There will always be a subset of users that reuse credentials, and those users will always be at increased risk of their accounts being hijacked. Unfortunately for companies, their names are often associated with a data breach or a hack even if it is an event driven largely by a combination of other organizations’ breaches and bad password habits.

Implementing additional layers of security such as two-factor authentication can help protect those customers. Or organizations can follow the lead of proactive companies like Amazon, which recently reset some users passwords after finding a list of leaked credentials online.

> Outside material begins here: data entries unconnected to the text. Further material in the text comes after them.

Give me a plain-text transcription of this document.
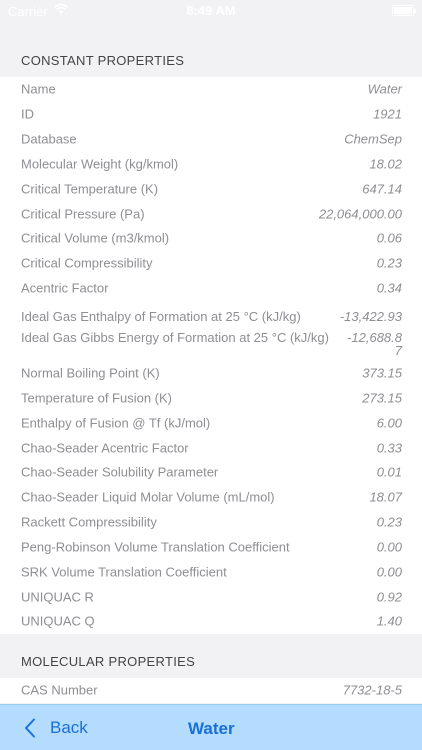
Carrier	8:49 AM
CONSTANT PROPERTIES
Name	Water
ID	1921
Database	ChemSep
Molecular Weight (kg/kmol)	18.02
Critical Temperature (K)	647.14
Critical Pressure (Pa)	22,064,000.00
Critical Volume (m3/kmol)	0.06
Critical Compressibility	0.23
Acentric Factor	0.34
Ideal Gas Enthalpy of Formation at 25 °C (kJ/kg)	-13,422.93
Ideal Gas Gibbs Energy of Formation at 25 °C (kJ/kg) -12,688.87
Normal Boiling Point (K)	373.15
Temperature of Fusion (K)	273.15
Enthalpy of Fusion @ Tf (kJ/mol)	6.00
Chao-Seader Acentric Factor	0.33
Chao-Seader Solubility Parameter	0.01
Chao-Seader Liquid Molar Volume (mL/mol)	18.07
Rackett Compressibility	0.23
Peng-Robinson Volume Translation Coefficient	0.00
SRK Volume Translation Coefficient	0.00
UNIQUAC R	0.92
UNIQUAC Q	1.40
MOLECULAR PROPERTIES
CAS Number	7732-18-5
Back	Water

“While the list was not Amazon-related, we know that many customers reuse their passwords on multiple websites,” Amazon wrote to impacted users. “Since we believe your email addresses and passwords were on the list, we have assigned a temporary password to your Amazon.com account out of an abundance of caution.”

Until organizations get more proactive or force users to implement more layers of security, with so many stolen credentials available to cybercriminals, expect organizations to continue to make negative headlines due to these “non-breach breaches.”